Seeks to provide greater convenience and affluence through his own inventions.
|Department of Modern Mechanical and Engineering
4th year undergraduate
|Atsushi Otani Lab (formerly the Hiroyasu Iwata Lab)|
Q Tell us what sort of research you are undertaking at present.
I am developing a user interface that uses the degree of eye opening as input. Using the camera of a smartphone, I am trying to make it possible to operate the phone according to the degree of opening of the eyes, rather than using the fingers. Since putting such software on a smartphone is somewhat difficult, I am developing concept software that can be used on computers to allow screens such as maps to be enlarged or reduced.
This research is being supported by a national institution, and I have to put on a prototype demonstration at the “Robotics x Future2016” event this coming March 18. So now I am working on this at a fever pitch.
Q What sort of financial support are you receiving?
My project was selected as a “technology seeds selective training project (robotics)” under the 2015 “Program For Creating STart-ups from Advanced Research and Technology (START)” under the auspices of the National Research and Development Agency’s Japan Science and Technology Agency. START is a program that supports the development of new industries from universities, and my project was selected as a technology that is particularly likely to develop on a large scale in the future.
Experiencing the world’s leading technology in Silicon Valley
Q What triggered your undertaking this research?
I wanted to try using something like this myself! While it’s almost always possible to view a smartphone screen on a crowded train, sometimes it’s just too crowded to control it with your fingers. I thought that in such circumstances it would be great if operation could be controlled by opening and closing the eyes.
The concept has its roots in experiences I had working as an intern at OryLab Inc., and from participating in a program called “Silicon Valley Venture Readiness.”
At OryLaboratory, Mr. Kentaro Yoshifuji is building robots that can be remotely controlled to serve as personal avatars. These robots are equipped with cameras, microphones, and speakers, are capable of head movement to “look” at their surroundings, and can move their arms to gesture. They are expected to be of benefit to people who are suffering from intractable diseases, such as ALS.
On the other hand, Silicon Valley Venture Readiness (SVVR) is a joint program of the New Energy and Industrial Technology Development Organization (NEDO) and SRI International (a global offshoot of Stanford Research Institute) which helps grow technological seeds into businesses.
Just before entering my junior year, I participated in this program along with Mineo Watanabe, who is about 10 years my senior. We gave a well-received presentation entitled “Using Image Recognition to Improve the User Experience,” and were one of just three teams that won two weeks of training in Silicon Valley. This training covered subjects related to business as well as the technology of image recognition.

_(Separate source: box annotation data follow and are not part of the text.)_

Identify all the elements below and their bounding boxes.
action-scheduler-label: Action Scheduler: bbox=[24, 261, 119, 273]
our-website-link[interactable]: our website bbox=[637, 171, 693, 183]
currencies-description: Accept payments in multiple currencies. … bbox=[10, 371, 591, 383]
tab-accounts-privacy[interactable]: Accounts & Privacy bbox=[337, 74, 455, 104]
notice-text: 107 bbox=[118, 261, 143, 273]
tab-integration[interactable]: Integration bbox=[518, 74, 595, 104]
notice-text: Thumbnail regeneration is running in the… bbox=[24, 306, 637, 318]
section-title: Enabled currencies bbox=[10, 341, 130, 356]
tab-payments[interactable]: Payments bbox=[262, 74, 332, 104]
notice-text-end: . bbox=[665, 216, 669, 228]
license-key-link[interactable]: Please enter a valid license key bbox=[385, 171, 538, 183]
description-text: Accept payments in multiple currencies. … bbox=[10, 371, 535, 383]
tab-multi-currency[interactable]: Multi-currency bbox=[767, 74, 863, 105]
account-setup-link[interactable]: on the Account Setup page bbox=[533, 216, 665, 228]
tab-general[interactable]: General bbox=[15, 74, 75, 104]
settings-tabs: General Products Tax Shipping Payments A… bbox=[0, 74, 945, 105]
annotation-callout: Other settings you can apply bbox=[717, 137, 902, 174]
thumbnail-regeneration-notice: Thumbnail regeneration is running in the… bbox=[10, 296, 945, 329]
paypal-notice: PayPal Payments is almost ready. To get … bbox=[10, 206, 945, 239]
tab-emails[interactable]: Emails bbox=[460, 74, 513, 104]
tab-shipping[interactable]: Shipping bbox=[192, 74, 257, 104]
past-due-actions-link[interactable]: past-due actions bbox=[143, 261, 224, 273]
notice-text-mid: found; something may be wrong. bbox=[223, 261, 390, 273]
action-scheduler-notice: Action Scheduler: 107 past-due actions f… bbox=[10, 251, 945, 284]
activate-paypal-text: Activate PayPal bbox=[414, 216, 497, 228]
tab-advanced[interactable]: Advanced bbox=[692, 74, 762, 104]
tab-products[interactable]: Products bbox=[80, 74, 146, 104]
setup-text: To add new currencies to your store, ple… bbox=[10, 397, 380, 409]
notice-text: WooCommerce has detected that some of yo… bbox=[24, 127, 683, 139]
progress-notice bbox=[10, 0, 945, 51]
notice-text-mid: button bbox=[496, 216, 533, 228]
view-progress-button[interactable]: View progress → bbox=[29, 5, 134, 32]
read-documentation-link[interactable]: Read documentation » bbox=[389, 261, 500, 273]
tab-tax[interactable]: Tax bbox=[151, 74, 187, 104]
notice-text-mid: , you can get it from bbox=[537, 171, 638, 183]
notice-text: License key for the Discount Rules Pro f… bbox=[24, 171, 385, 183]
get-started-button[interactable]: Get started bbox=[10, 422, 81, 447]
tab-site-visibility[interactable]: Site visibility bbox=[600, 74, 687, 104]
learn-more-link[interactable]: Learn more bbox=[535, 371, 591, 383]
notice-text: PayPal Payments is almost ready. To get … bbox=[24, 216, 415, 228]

Q Please tell us what you want to do in the future.
Having watched OryLab pursuing its dreams and learned something about product commercialization at SVVR, I would like to start up my own business.
However, my technical skills in research and development are not yet adequate. I feel that I am particularly lacking in academic qualifications. The numbers that back up technology are a particularly important element to that technology’s trustworthiness.
Waseda’s wealth lies in connections with people
Q What do you see as the merits of Waseda?
I have many juniors and seniors at Waseda, where there is a wealth of talent in many fields. I would also say that the school is blessed in terms of educators and facilities. From the perspective of business, Waseda also conducts entrepreneurial seminars, such as at its Incubation Center. So people who have goals they’d like to achieve are sure to find support if they are self-starters who are capable of moving ahead under their own power. As for myself, the people who helped raise me to this point, such as Mr. Yoshifuji of OryLab and Mr. Mineo Watanabe, are all Waseda people.
I imagine there are also people who do not yet have a clear idea about what they would like to do. I think it’s fine for such people to be vague in that regard, as long as they keep relating their interests to the people around them. If they do so, they will find the people around them pulling them on.